The Many 110 EV, which has a top speed of 59 kph, sports retro styling suitable for younger riders while the Nice 100 EV, which can reach speeds of up to 45 kph, aims to attract a wider audience of electric scooter converts. Both bikes have a range of around 60 kilometers when fully charged.

‘ELECTRIC WITHOUT COMPROMISE’
At the Ionex Taipei International Conference, where the new scooters were unveiled, KYMCO general manager Danny Wang said the company is targeting an over 50% share of the electric vehicle market in Taiwan, and added KYMCO intends to become the “pioneer of the green movement so everyone can embrace electric without compromise.”

The Many 110 EV and Nice 100 EV each has a core battery and a five-kilogram “swapping battery,” which can be taken out of the scooter so this can be recharged while the core battery powers the vehicle. Further simplifying the process are sensor-based battery boxes that allow the bikes’ 50-volt lithium-ion batteries to be fully charged in as little as one hour.

These capabilities are backed by 1,500 Ionex fast-charging stations — where riders can easily rent swappable batteries for long-distance travel — that began operations in Taiwan on the day the Ionex scooters were launched. KYMCO promised to deploy 2,000 more Ionex energy stations by the end of 2019. In two more years, KYMCO targets 30,000 shared outlet spots to further eliminate riders’ concerns over electric scooters’ range.

Another smart feature of the Many 110 EV and Nice 100 EV is KYMCO’s proprietary Noodoe Navigation app, which simplifies and makes navigating streets safer for riders.

PRACTICAL ALTERNATIVE
“If there’s a phone today that you would only have to charge once a week, what would it be like?” asked Allen Ko, KYMCO chairman, in an interview.

“First, it’s going to [cost] double the price.

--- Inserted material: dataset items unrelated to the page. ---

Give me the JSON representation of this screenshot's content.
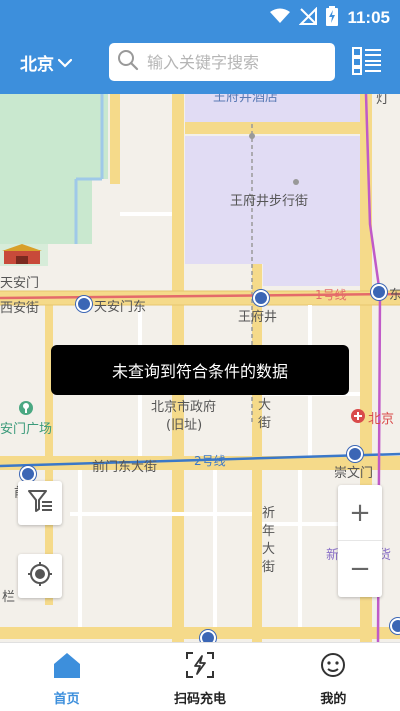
{
  "status_bar": {
    "time": "11:05",
    "icons": [
      "wifi-icon",
      "no-signal-icon",
      "battery-charging-icon"
    ]
  },
  "header": {
    "city": "北京",
    "search_placeholder": "输入关键字搜索",
    "icons": [
      "chevron-down-icon",
      "search-icon",
      "list-icon"
    ]
  },
  "map": {
    "labels": {
      "wangfujing_street": "王府井步行街",
      "tiananmen": "天安门",
      "xi_an_street": "西安街",
      "tiananmen_east": "天安门东",
      "wangfujing": "王府井",
      "line1": "1号线",
      "dong": "东",
      "city_gov": "北京市政府",
      "old_site": "(旧址)",
      "da": "大",
      "jie": "街",
      "beijing_station": "北京",
      "tiananmen_square": "安门广场",
      "qianmen_east": "前门东大街",
      "line2": "2号线",
      "chongwenmen": "崇文门",
      "qian": "前",
      "qi": "祈",
      "nian": "年",
      "da2": "大",
      "jie2": "街",
      "new_world": "新世界百货",
      "lan": "栏",
      "top_partial": "王府井酒店",
      "top_right": "灯"
    },
    "toast": "未查询到符合条件的数据"
  },
  "controls": {
    "zoom_in": "+",
    "zoom_out": "−"
  },
  "tabbar": {
    "tabs": [
      {
        "label": "首页",
        "icon": "home-icon",
        "active": true
      },
      {
        "label": "扫码充电",
        "icon": "scan-charge-icon",
        "active": false
      },
      {
        "label": "我的",
        "icon": "profile-icon",
        "active": false
      }
    ]
  },
  "colors": {
    "primary": "#3d8fdc",
    "toast_bg": "#000000",
    "line1": "#e46a6a",
    "line2": "#3b78c8",
    "metro": "#3b66b5"
  }
}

Second, it will be bigger and it will be heavier. Will you buy it because you only have to charge [it] once a week? I don’t think people will buy it. But for electric scooters, this is exactly what everybody is doing,” he said.

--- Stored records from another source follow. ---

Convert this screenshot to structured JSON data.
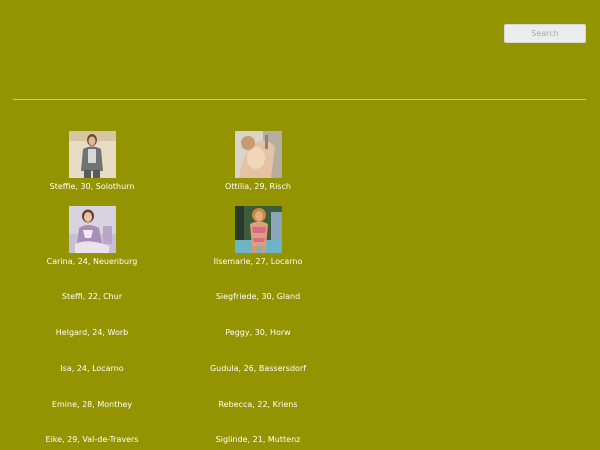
{
  "search": {
    "placeholder": "Search",
    "value": ""
  },
  "colors": {
    "background": "#949400",
    "divider": "#c9c98a",
    "text": "#ffffff"
  },
  "profiles": [
    {
      "caption": "Steffie, 30, Solothurn",
      "photo": "photo-thumbnail"
    },
    {
      "caption": "Ottilia, 29, Risch",
      "photo": "photo-thumbnail"
    },
    {
      "caption": "Carina, 24, Neuenburg",
      "photo": "photo-thumbnail"
    },
    {
      "caption": "Ilsemarie, 27, Locarno",
      "photo": "photo-thumbnail"
    },
    {
      "caption": "Steffi, 22, Chur"
    },
    {
      "caption": "Siegfriede, 30, Gland"
    },
    {
      "caption": "Helgard, 24, Worb"
    },
    {
      "caption": "Peggy, 30, Horw"
    },
    {
      "caption": "Isa, 24, Locarno"
    },
    {
      "caption": "Gudula, 26, Bassersdorf"
    },
    {
      "caption": "Emine, 28, Monthey"
    },
    {
      "caption": "Rebecca, 22, Kriens"
    },
    {
      "caption": "Eike, 29, Val-de-Travers"
    },
    {
      "caption": "Siglinde, 21, Muttenz"
    }
  ]
}
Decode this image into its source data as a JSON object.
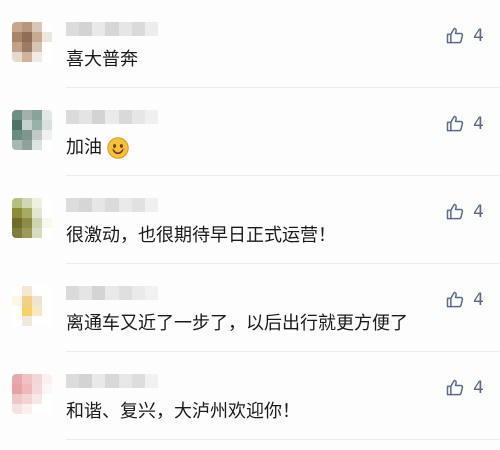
{
  "comments": [
    {
      "text": "喜大普奔",
      "likes": "4",
      "emoji": null,
      "avatar_colors": [
        "#c7a58f",
        "#b8967c",
        "#d8c7b7",
        "#ffffff",
        "#a6866b",
        "#8f6d56",
        "#c9a98f",
        "#eee7df",
        "#c2a188",
        "#9c7b66",
        "#d7c4b1",
        "#ffffff",
        "#e7d9cb",
        "#cfb39a",
        "#f3ece6",
        "#ffffff"
      ],
      "name_colors": [
        "#d9d9d9",
        "#cfcfcf",
        "#e7e7e7",
        "#d2d2d2",
        "#e4e4e4",
        "#d7d7d7",
        "#ececec"
      ]
    },
    {
      "text": "加油",
      "likes": "4",
      "emoji": "smile-emoji",
      "avatar_colors": [
        "#6e8f84",
        "#a4b1aa",
        "#88a39b",
        "#e3e7e5",
        "#4f7266",
        "#c6cfcc",
        "#9ab1a8",
        "#d9e1de",
        "#6b8c80",
        "#7e968d",
        "#bfc9c5",
        "#eef1f0",
        "#a9b8b2",
        "#8ea39b",
        "#dde4e1",
        "#ffffff"
      ],
      "name_colors": [
        "#d8d8d8",
        "#e2e2e2",
        "#cfcfcf",
        "#e9e9e9",
        "#d6d6d6",
        "#e4e4e4",
        "#efefef"
      ]
    },
    {
      "text": "很激动，也很期待早日正式运营！",
      "likes": "4",
      "emoji": null,
      "avatar_colors": [
        "#b6c07e",
        "#d1d7b2",
        "#eef1e0",
        "#ffffff",
        "#8c8c34",
        "#a7aa5f",
        "#e4e7cf",
        "#ffffff",
        "#6f6d2b",
        "#8e8b44",
        "#cfd3ae",
        "#f7f8f0",
        "#7f7d3d",
        "#9b9a5a",
        "#d9dcc0",
        "#ffffff"
      ],
      "name_colors": [
        "#dadada",
        "#d2d2d2",
        "#e4e4e4",
        "#d8d8d8",
        "#e8e8e8",
        "#dfdfdf",
        "#efefef"
      ]
    },
    {
      "text": "离通车又近了一步了，以后出行就更方便了",
      "likes": "4",
      "emoji": null,
      "avatar_colors": [
        "#ffffff",
        "#f4e8d2",
        "#ffffff",
        "#ffffff",
        "#fff7e5",
        "#f1d087",
        "#efe4cd",
        "#ffffff",
        "#ffffff",
        "#f5d36a",
        "#f8e9c2",
        "#ffffff",
        "#ffffff",
        "#f1e9dc",
        "#ffffff",
        "#ffffff"
      ],
      "name_colors": [
        "#d7d7d7",
        "#e3e3e3",
        "#d0d0d0",
        "#e7e7e7",
        "#dcdcdc",
        "#e9e9e9",
        "#f0f0f0"
      ]
    },
    {
      "text": "和谐、复兴，大泸州欢迎你！",
      "likes": "4",
      "emoji": null,
      "avatar_colors": [
        "#e8a9ae",
        "#f0c2c4",
        "#f3d7d7",
        "#fbf0f0",
        "#e7a2a6",
        "#efb9bb",
        "#f5d9da",
        "#fff7f7",
        "#efc7c9",
        "#f4d3d4",
        "#f8e7e7",
        "#ffffff",
        "#f7e2e3",
        "#fbeff0",
        "#ffffff",
        "#ffffff"
      ],
      "name_colors": [
        "#d9d9d9",
        "#cfcfcf",
        "#e7e7e7",
        "#d5d5d5",
        "#e5e5e5",
        "#dadada",
        "#f0f0f0"
      ]
    }
  ]
}
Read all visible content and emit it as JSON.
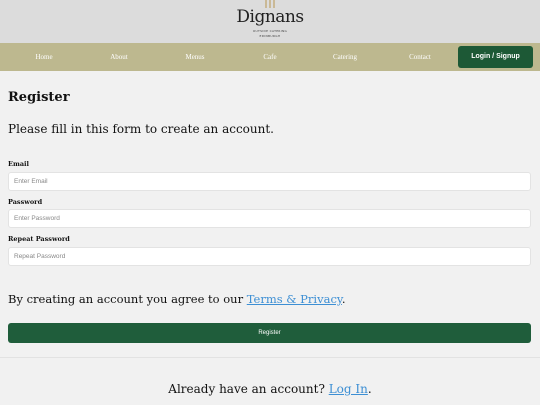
{
  "brand": {
    "name": "Dignans",
    "tagline": "Outside Catering",
    "location": "Edinburgh"
  },
  "nav": {
    "items": [
      "Home",
      "About",
      "Menus",
      "Cafe",
      "Catering",
      "Contact"
    ],
    "login_label": "Login / Signup"
  },
  "form": {
    "title": "Register",
    "intro": "Please fill in this form to create an account.",
    "email_label": "Email",
    "email_placeholder": "Enter Email",
    "password_label": "Password",
    "password_placeholder": "Enter Password",
    "repeat_label": "Repeat Password",
    "repeat_placeholder": "Repeat Password",
    "terms_prefix": "By creating an account you agree to our ",
    "terms_link": "Terms & Privacy",
    "terms_suffix": ".",
    "register_label": "Register"
  },
  "signin": {
    "prefix": "Already have an account? ",
    "link": "Log In",
    "suffix": "."
  },
  "colors": {
    "nav_bg": "#bdb88f",
    "primary_green": "#1d5936",
    "link_blue": "#3d8fd4"
  }
}
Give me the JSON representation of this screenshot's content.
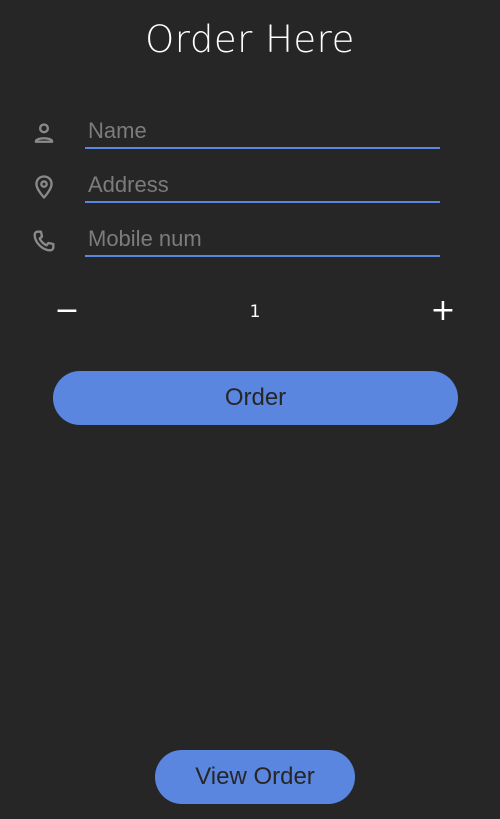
{
  "page": {
    "title": "Order Here"
  },
  "form": {
    "fields": [
      {
        "icon": "person-icon",
        "placeholder": "Name",
        "value": ""
      },
      {
        "icon": "location-pin-icon",
        "placeholder": "Address",
        "value": ""
      },
      {
        "icon": "phone-icon",
        "placeholder": "Mobile num",
        "value": ""
      }
    ]
  },
  "quantity": {
    "minus_label": "−",
    "value": "1",
    "plus_label": "+"
  },
  "actions": {
    "order_label": "Order",
    "view_order_label": "View Order"
  },
  "colors": {
    "background": "#262626",
    "accent": "#5b86e0",
    "icon": "#8a8a8a",
    "placeholder": "#7c7c7c",
    "button_text": "#262626"
  }
}
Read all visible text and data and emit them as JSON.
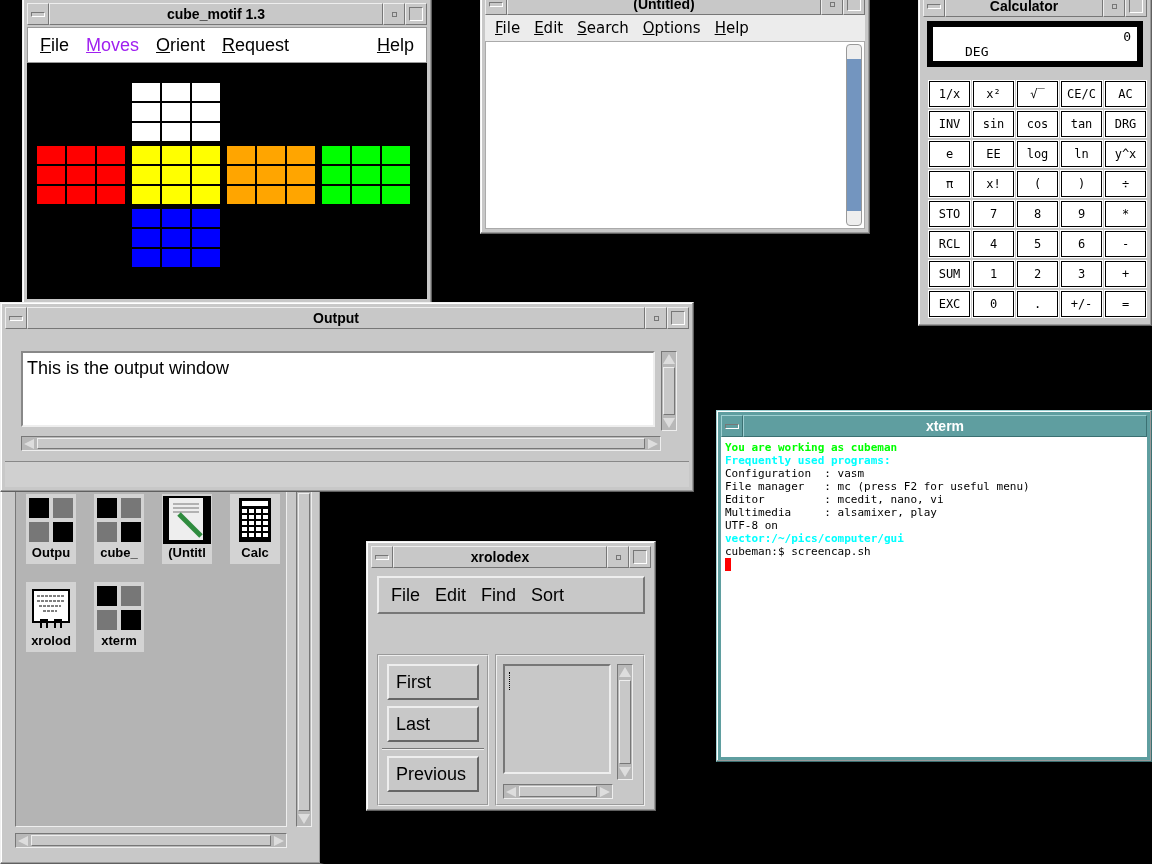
{
  "cube_window": {
    "title": "cube_motif 1.3",
    "menu": [
      {
        "label": "File",
        "selected": false
      },
      {
        "label": "Moves",
        "selected": true
      },
      {
        "label": "Orient",
        "selected": false
      },
      {
        "label": "Request",
        "selected": false
      },
      {
        "label": "Help",
        "selected": false
      }
    ],
    "faces": [
      {
        "color": "#ffffff"
      },
      {
        "color": "#ff0000"
      },
      {
        "color": "#ffff00"
      },
      {
        "color": "#ffa500"
      },
      {
        "color": "#00ff00"
      },
      {
        "color": "#0000ff"
      }
    ]
  },
  "editor_window": {
    "title": "(Untitled)",
    "menu": [
      "File",
      "Edit",
      "Search",
      "Options",
      "Help"
    ]
  },
  "calculator": {
    "title": "Calculator",
    "display": "0",
    "angle_mode": "DEG",
    "keys": [
      "1/x",
      "x²",
      "√‾",
      "CE/C",
      "AC",
      "INV",
      "sin",
      "cos",
      "tan",
      "DRG",
      "e",
      "EE",
      "log",
      "ln",
      "y^x",
      "π",
      "x!",
      "(",
      ")",
      "÷",
      "STO",
      "7",
      "8",
      "9",
      "*",
      "RCL",
      "4",
      "5",
      "6",
      "-",
      "SUM",
      "1",
      "2",
      "3",
      "+",
      "EXC",
      "0",
      ".",
      "+/-",
      "="
    ]
  },
  "output_window": {
    "title": "Output",
    "text": "This is the output window"
  },
  "icon_box": {
    "icons": [
      {
        "label": "Outpu",
        "kind": "window"
      },
      {
        "label": "cube_",
        "kind": "window"
      },
      {
        "label": "(Untitl",
        "kind": "editor"
      },
      {
        "label": "Calc",
        "kind": "calculator"
      },
      {
        "label": "xrolod",
        "kind": "rolodex"
      },
      {
        "label": "xterm",
        "kind": "window"
      }
    ]
  },
  "xterm": {
    "title": "xterm",
    "lines": [
      {
        "text": "You are working as cubeman",
        "color": "#00ff00",
        "kind": "banner"
      },
      {
        "text": "Frequently used programs:",
        "color": "#00ffff",
        "kind": "banner"
      },
      {
        "text": "Configuration  : vasm",
        "kind": "plain"
      },
      {
        "text": "File manager   : mc (press F2 for useful menu)",
        "kind": "plain"
      },
      {
        "text": "Editor         : mcedit, nano, vi",
        "kind": "plain"
      },
      {
        "text": "Multimedia     : alsamixer, play",
        "kind": "plain"
      },
      {
        "text": "UTF-8 on",
        "kind": "plain"
      },
      {
        "text": "vector:/~/pics/computer/gui",
        "color": "#00ffff",
        "kind": "banner"
      },
      {
        "text": "cubeman:$ screencap.sh",
        "kind": "plain"
      }
    ]
  },
  "xrolodex": {
    "title": "xrolodex",
    "menu": [
      "File",
      "Edit",
      "Find",
      "Sort"
    ],
    "buttons": [
      "First",
      "Last",
      "Previous"
    ]
  }
}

The executive noted EV manufacturers tend to make vehicles with longer distance capacities, but which become heavier and more expensive as a result.

This is not the case with the Ionex line, according to Mr. Ko, who — believing the world is at “the junction of the most important transformation of personal transportation” — aims the Ionex to be seriously considered as a practical alternative to conventionally fueled vehicles.

“We want the electric scooter to be in a way superior to a gasoline scooter,” he said, adding KYMCO does not target people who want to get an electric scooter for its environment-friendly quality.

“That’s not going to work. It’s not going to make electric scooters popular. While other electric scooters compromised their under-seat storage space for battery installations, we used innovative design to make it larger than ever. While others require tedious processes to remove the batteries, we made it not only delightfully easy, but also cool to watch. While other scooters can’t be ridden once the battery is removed, we let you continue riding and going about your business while you charge your battery. And while others suffer from the lack of proper charging infrastructure, we give [users] the power outlet network, charge point network and energy stations, so [they] never have to worry about range,” Mr. Ko said.

Though no commitment was made, Ionex scooters may soon be sold in the Philippines as KYMCO plans to unveil eight more Ionex models in the next three years.

“We will introduce regular-duty electric vehicles, as well as heavy-duty [models]. By the end of this year, we expect to have Ionex projects in more than 10 cities all over the world,” Mr. Ko said.